Eğer davet ederseniz ve fırsatım olursa sizi izlemekten de keyif alırım.
Yazınızı okudum. Umarım başarı kazanmıştır oyun. Malesef böyle özel okullar karşısında bizim gibi devlet okulları 3-0 mağlup başlıyor maça. Neyse, sonuçta ne olursa olsun devlet okulu-özel okul farkemez, önemli olan tiyatro için birşeyler yapmak. Biz de bunun için çabalıyoruz. Çocuklarım ve ben hiçbir getirisi olmadan cumartesi pazarları hatta yarı yıl tatilinde bile oyunumuz için toplanıp çalıştık. Ve yaz tatili süresince de her hafta Albay Kuş için çalışalım hocam diyorlar. Benimse canıma minnet. Ben Sakarya’dan eylül ayında geldim İstanbul’a. 3 sene daha burdayım. Amacım bir kere bile olsa bahsi geçen yarışmayı kazanabilmek. Başaramasak bile tiyatro tiyartora emek veriyoruz bu mutluluk bana yeter. Kısmet diyorum.

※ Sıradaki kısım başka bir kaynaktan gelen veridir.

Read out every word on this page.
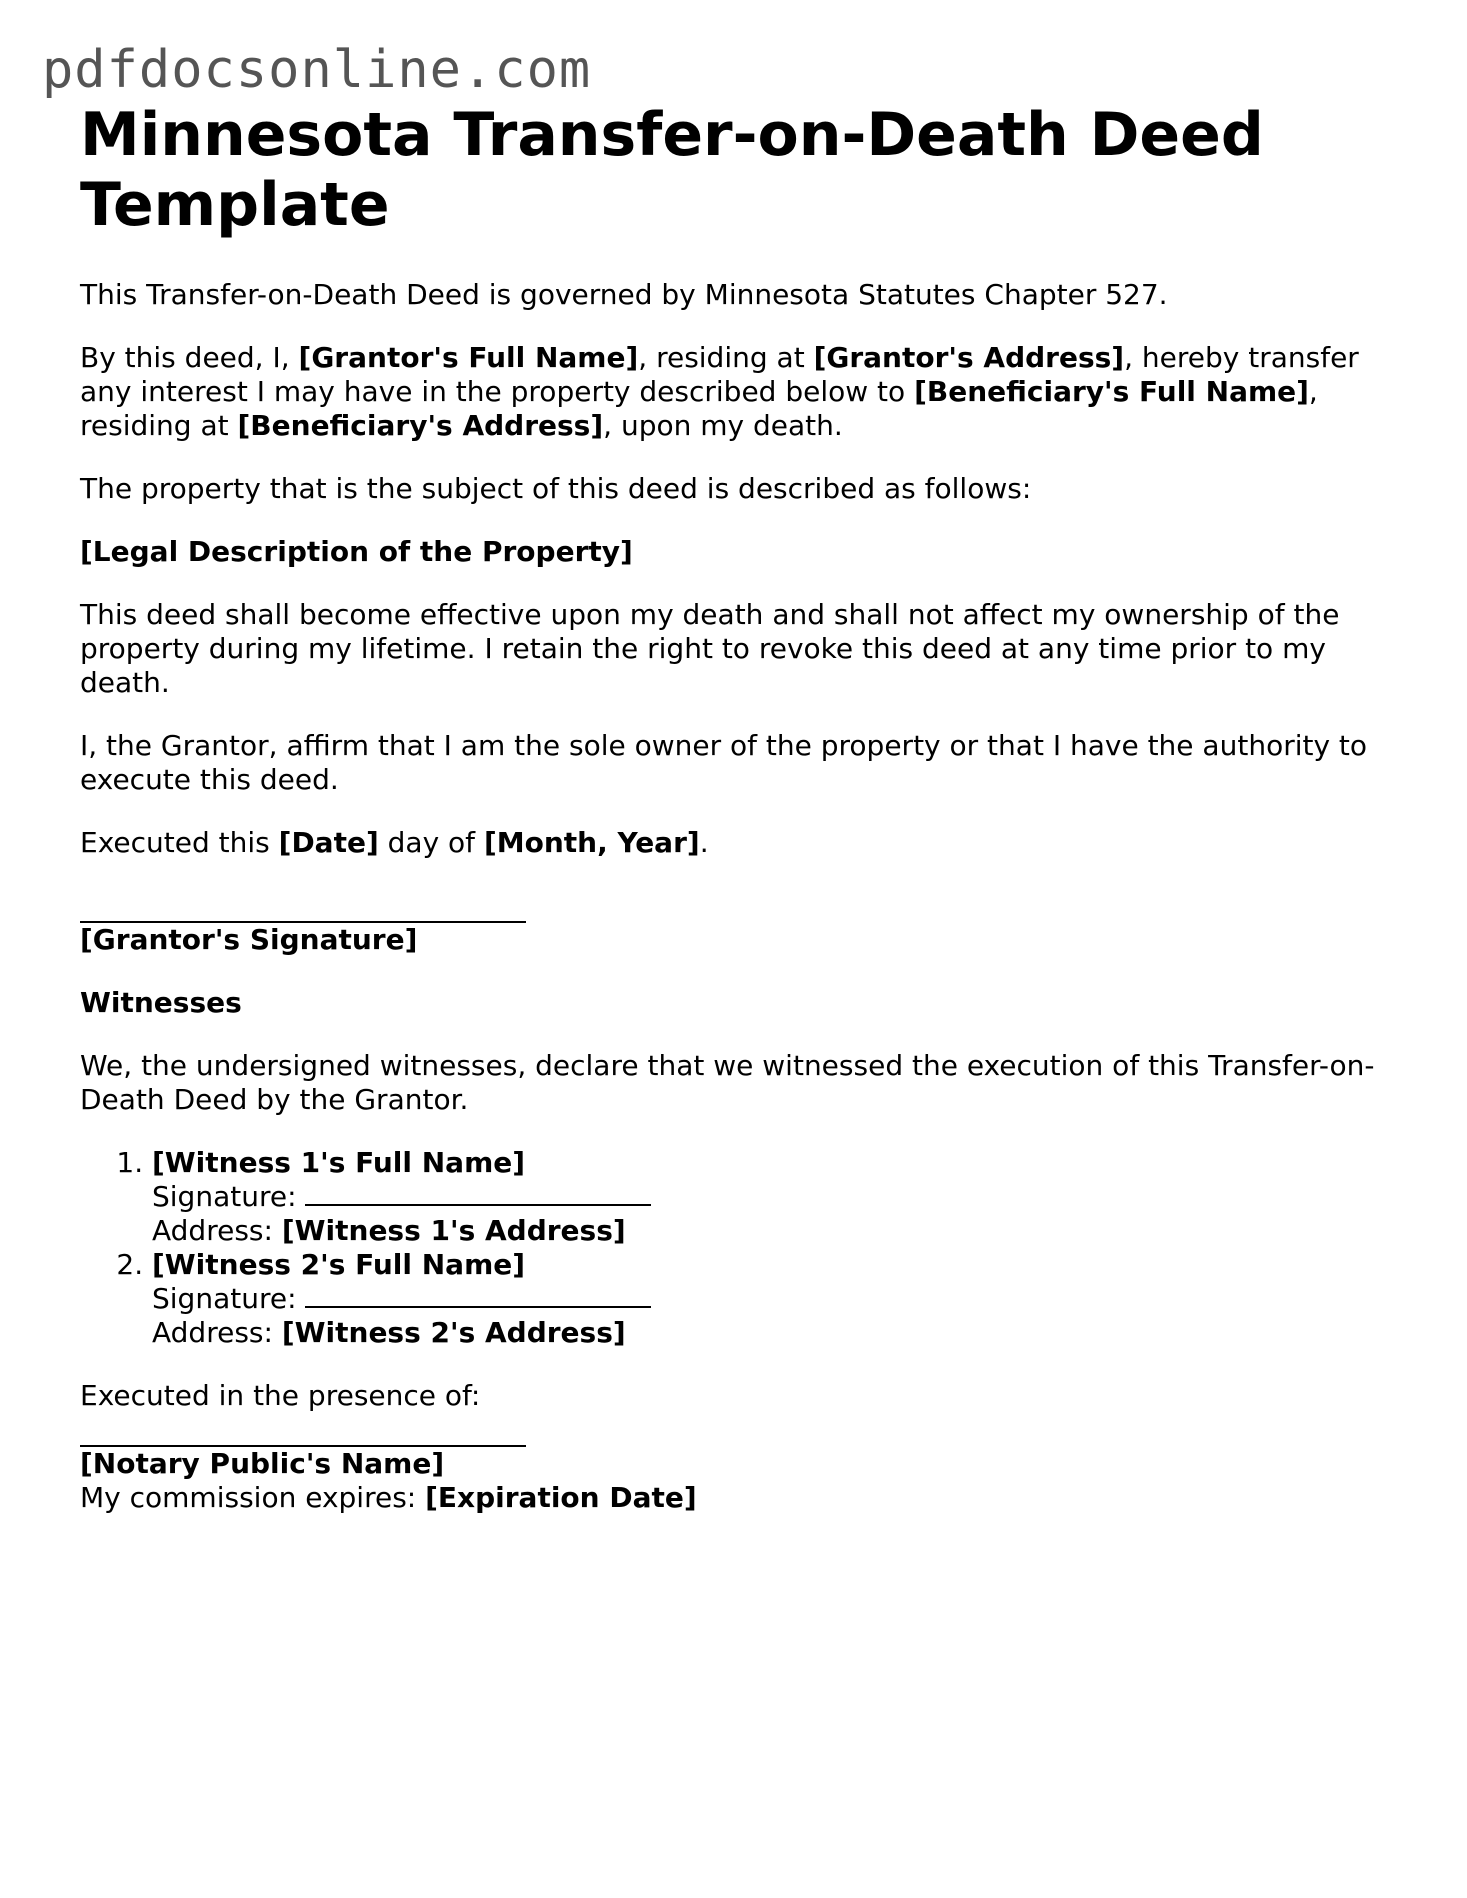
pdfdocsonline.com
Minnesota Transfer-on-Death Deed Template

This Transfer-on-Death Deed is governed by Minnesota Statutes Chapter 527.

By this deed, I, [Grantor's Full Name], residing at [Grantor's Address], hereby transfer any interest I may have in the property described below to [Beneficiary's Full Name], residing at [Beneficiary's Address], upon my death.

The property that is the subject of this deed is described as follows:

[Legal Description of the Property]

This deed shall become effective upon my death and shall not affect my ownership of the property during my lifetime. I retain the right to revoke this deed at any time prior to my death.

I, the Grantor, affirm that I am the sole owner of the property or that I have the authority to execute this deed.

Executed this [Date] day of [Month, Year].

[Grantor's Signature]

Witnesses

We, the undersigned witnesses, declare that we witnessed the execution of this Transfer-on-Death Deed by the Grantor.

1. [Witness 1's Full Name]
Signature:
Address: [Witness 1's Address]
2. [Witness 2's Full Name]
Signature:
Address: [Witness 2's Address]
Executed in the presence of:
[Notary Public's Name]
My commission expires: [Expiration Date]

Özel okul ve devlet okulunun bu konudaki farkını bilmiyorum. Ancak genç arkadaşlarımı izledikten sonra rahatça söyleyebilirim ki; onlar da “önemli olan tiyatro için bir şeyler yapmak” niyetinde. Tutkuyla bağlılar. Bence arkadaşlarımın başarısındaki en büyük etken de buydu. Bu nedenle içiniz rahat olsun ki; siz de başarılı olacaksınızdır.